By A.J. Higgins
MPBN news story
Plans to preserve large sections of Maine’s North Woods for a future national park could be undermined by a bill advanced by Gov. Paul LePage.
The bill targets efforts by Roxanne Quimby and her son Lucas St. Clair, who have held discussions with federal officials that could lead to President Barack Obama designating nearly 90,000 acres of the family’s land as a national monument, a step opponents say potentially clears the way for a North Woods national park.
Avery Day, the governor’s chief legal counsel, says LePage is concerned that Obama could use his legal authority to grant national monument status to tens of thousands of acres of woods in northern Maine. Just last month, Day says, Obama used that authority to designate three more national monuments that limit commercial use of 1.8 million acres of land.
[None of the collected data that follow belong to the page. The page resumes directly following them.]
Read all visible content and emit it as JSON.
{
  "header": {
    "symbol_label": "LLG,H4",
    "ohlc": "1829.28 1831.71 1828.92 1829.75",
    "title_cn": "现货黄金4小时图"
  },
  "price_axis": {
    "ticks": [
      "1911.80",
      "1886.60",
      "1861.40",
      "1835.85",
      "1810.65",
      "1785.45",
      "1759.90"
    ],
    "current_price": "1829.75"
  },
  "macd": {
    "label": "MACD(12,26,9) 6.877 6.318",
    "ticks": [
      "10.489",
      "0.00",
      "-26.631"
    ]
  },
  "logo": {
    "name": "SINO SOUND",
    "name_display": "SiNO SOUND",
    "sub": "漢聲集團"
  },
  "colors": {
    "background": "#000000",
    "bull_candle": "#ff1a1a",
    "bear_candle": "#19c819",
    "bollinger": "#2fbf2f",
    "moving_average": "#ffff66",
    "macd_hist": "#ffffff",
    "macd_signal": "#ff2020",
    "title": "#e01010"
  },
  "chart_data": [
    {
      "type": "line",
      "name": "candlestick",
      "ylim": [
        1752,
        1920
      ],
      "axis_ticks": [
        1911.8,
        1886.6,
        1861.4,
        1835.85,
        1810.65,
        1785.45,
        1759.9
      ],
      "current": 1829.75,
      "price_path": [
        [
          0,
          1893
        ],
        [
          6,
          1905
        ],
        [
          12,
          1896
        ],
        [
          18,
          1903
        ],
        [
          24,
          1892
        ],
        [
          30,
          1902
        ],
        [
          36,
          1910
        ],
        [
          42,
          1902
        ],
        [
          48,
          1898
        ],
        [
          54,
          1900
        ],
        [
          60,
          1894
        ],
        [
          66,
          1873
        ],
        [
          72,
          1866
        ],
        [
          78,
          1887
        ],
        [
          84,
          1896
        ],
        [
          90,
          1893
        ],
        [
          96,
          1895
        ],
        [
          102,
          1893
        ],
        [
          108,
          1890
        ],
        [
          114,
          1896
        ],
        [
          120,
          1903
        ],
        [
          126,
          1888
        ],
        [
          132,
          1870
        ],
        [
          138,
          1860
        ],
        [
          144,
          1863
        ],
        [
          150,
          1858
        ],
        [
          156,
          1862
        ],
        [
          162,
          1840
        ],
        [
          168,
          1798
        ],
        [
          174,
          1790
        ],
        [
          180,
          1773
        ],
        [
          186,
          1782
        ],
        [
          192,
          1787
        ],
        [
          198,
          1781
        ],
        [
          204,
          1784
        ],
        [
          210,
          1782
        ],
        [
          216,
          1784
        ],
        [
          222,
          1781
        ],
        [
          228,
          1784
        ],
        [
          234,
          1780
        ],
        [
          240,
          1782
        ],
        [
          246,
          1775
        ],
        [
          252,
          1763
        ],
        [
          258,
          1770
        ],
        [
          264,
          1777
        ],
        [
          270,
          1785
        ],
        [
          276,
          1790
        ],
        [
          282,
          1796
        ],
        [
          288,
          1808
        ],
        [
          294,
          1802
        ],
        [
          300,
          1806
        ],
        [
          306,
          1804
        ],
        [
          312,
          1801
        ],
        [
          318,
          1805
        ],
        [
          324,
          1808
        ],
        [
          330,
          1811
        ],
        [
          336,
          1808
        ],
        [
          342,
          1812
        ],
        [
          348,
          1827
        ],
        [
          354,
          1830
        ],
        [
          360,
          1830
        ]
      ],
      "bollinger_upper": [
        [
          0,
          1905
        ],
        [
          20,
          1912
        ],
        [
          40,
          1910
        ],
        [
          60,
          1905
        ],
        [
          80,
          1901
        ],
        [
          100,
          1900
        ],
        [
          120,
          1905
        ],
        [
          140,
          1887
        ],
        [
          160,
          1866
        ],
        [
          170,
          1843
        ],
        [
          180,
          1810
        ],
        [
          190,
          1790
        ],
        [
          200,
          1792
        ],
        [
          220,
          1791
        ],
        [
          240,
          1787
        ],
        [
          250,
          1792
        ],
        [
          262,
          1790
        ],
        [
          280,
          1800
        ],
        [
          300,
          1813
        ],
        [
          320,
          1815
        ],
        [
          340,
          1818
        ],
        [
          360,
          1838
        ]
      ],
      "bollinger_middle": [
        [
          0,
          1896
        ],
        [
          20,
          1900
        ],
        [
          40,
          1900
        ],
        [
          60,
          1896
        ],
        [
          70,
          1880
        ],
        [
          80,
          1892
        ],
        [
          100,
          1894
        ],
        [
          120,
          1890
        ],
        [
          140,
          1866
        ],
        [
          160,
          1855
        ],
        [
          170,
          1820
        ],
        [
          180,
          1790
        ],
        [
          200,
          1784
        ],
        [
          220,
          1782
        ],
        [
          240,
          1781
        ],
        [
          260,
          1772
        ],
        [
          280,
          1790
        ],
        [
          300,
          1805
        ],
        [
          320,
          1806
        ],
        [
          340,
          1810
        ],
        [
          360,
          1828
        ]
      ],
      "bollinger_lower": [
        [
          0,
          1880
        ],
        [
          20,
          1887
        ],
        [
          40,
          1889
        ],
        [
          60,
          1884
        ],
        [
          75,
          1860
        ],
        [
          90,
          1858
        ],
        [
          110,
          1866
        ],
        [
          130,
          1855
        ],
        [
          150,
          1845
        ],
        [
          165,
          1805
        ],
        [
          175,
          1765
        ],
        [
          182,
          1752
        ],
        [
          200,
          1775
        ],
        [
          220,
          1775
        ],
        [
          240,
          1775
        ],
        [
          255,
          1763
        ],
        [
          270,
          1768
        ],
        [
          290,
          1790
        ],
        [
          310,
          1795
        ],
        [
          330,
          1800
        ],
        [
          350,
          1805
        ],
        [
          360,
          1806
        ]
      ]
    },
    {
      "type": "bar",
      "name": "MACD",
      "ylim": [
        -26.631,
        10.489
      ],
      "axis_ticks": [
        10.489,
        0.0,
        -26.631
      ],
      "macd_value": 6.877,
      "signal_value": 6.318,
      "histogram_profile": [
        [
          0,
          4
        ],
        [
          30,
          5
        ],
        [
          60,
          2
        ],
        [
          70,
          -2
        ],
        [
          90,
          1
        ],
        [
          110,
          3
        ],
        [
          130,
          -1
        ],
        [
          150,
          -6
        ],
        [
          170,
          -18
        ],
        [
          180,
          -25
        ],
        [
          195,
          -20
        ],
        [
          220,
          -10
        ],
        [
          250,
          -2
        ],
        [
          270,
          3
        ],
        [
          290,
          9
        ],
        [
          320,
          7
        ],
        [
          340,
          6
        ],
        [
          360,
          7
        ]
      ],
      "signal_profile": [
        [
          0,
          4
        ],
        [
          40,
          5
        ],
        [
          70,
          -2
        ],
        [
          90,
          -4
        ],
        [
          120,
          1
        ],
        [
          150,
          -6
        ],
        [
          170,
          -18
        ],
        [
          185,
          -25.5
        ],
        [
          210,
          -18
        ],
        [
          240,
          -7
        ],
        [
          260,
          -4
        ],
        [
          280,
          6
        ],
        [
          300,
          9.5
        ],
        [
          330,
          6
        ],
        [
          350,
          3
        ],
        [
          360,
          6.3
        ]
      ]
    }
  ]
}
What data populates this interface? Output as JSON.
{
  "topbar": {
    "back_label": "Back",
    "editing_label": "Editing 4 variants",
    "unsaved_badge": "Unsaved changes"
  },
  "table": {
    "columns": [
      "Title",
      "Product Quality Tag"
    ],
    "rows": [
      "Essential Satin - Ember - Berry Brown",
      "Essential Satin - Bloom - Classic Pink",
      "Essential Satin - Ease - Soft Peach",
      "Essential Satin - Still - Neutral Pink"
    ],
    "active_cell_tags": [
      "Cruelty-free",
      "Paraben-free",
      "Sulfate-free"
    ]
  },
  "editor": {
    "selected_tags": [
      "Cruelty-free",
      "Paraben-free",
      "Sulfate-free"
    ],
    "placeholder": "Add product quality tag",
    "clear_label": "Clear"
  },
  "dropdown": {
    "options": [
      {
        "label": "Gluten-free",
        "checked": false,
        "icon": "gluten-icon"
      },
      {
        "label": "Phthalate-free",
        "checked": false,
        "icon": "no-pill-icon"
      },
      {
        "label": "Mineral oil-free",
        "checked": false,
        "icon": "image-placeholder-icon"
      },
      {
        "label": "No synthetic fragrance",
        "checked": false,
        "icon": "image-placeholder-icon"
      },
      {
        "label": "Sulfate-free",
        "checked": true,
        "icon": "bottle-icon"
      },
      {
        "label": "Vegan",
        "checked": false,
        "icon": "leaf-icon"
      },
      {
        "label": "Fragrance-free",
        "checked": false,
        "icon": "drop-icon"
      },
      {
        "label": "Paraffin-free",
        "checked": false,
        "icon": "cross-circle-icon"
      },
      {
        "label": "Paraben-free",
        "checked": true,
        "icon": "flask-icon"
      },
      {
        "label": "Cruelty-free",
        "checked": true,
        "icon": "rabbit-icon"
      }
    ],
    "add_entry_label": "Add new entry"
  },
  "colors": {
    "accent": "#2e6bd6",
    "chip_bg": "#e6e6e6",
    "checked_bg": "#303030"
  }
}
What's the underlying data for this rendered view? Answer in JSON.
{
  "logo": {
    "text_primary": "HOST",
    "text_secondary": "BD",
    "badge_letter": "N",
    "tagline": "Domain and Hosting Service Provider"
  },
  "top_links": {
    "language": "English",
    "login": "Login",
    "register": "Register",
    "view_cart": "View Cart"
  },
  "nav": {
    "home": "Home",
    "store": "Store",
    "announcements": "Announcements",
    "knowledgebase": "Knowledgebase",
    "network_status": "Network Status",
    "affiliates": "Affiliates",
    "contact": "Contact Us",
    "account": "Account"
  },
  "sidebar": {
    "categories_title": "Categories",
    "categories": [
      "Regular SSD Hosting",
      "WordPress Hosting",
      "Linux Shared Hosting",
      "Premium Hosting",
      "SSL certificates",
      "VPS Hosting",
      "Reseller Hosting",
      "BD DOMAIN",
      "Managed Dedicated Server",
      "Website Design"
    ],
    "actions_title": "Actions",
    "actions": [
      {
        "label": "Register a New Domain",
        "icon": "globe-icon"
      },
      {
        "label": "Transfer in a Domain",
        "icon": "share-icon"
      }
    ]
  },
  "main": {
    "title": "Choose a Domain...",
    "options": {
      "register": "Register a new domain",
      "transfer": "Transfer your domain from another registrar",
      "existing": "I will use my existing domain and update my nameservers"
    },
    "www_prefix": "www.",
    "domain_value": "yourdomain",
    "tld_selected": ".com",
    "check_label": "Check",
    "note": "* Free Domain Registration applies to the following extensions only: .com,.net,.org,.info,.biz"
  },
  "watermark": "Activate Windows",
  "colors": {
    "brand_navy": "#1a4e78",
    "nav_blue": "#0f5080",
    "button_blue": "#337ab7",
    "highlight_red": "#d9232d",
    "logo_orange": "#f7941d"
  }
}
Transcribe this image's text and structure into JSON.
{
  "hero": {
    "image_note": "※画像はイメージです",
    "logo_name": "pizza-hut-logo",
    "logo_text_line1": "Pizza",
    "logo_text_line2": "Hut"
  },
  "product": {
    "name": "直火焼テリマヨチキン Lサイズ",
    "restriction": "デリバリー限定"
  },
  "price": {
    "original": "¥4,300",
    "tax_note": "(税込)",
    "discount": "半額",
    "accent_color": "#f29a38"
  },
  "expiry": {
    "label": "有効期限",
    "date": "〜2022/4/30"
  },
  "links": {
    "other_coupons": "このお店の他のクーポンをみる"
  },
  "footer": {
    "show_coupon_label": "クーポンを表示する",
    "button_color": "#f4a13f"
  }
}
“In total, the current president has designated more than 265 million acres of land and water, which is more than any previous administration,” Day says.
Quimby and St. Clair have long been pursuing their dream of donating 90,000 acres of their land for a future North Woods national park. St. Clair has been pursuing the idea of having the land designated as a national monument as part of a potential first step toward national park status.
But Day says the governor’s bill to amend the designation process would stop that effort dead in its tracks.
“The amendment would place a condition on the state’s consent for federal acquisition and it would require that land being conveyed to the federal government in that transaction include a reverter clause which says if the president tries to designate this a national monument, the land would revert back to the original holder of the property,” Day says.
That would be just fine with Jim Robbins, a Searsmont businessman whose family operates Robbins Lumber Co. and depends on the region’s Eastern White Pine.
Robbins told the committee that more than 62,000 acres that would be absorbed into a North Woods national park belong to people other than Quimby and St. Clair. And he says that most of them don’t want to lose their land to the feds.
“To me it’s extremely arrogant for somebody to try to give away somebody else’s land for a national park or a national monument,” Robbins says. “I mean how would you like it if you had owned a piece of land that had been in your family for generations, and someone comes along and says they’re going to give it to the national park — it’s absolutely wrong.”
Millinocket businessman Matthew Polstein says obtaining national monument status for the acreage and possible national park designation is critical to advancing the economy of northern Maine.
Polstein says a big factor driving the local opposition to a national park and support for the governor’s bill stems from a lack of understanding about the traditional forest products industry that many would like to preserve. Polstein says it’s an industry in transition and that the former demand for pulp in Maine has declined dramatically.
“We’re in a state that has surplus land, abundant growth and abundant fiber to meet our current and future growing demand as we seek to replace the demand that’s been lost — let’s hope we can do that,” Polstein says.
Other opponents of the bill said the measure is on a collision course with the supremacy clause of the U.S. Constitution, which holds that federal laws takes precedence over state laws.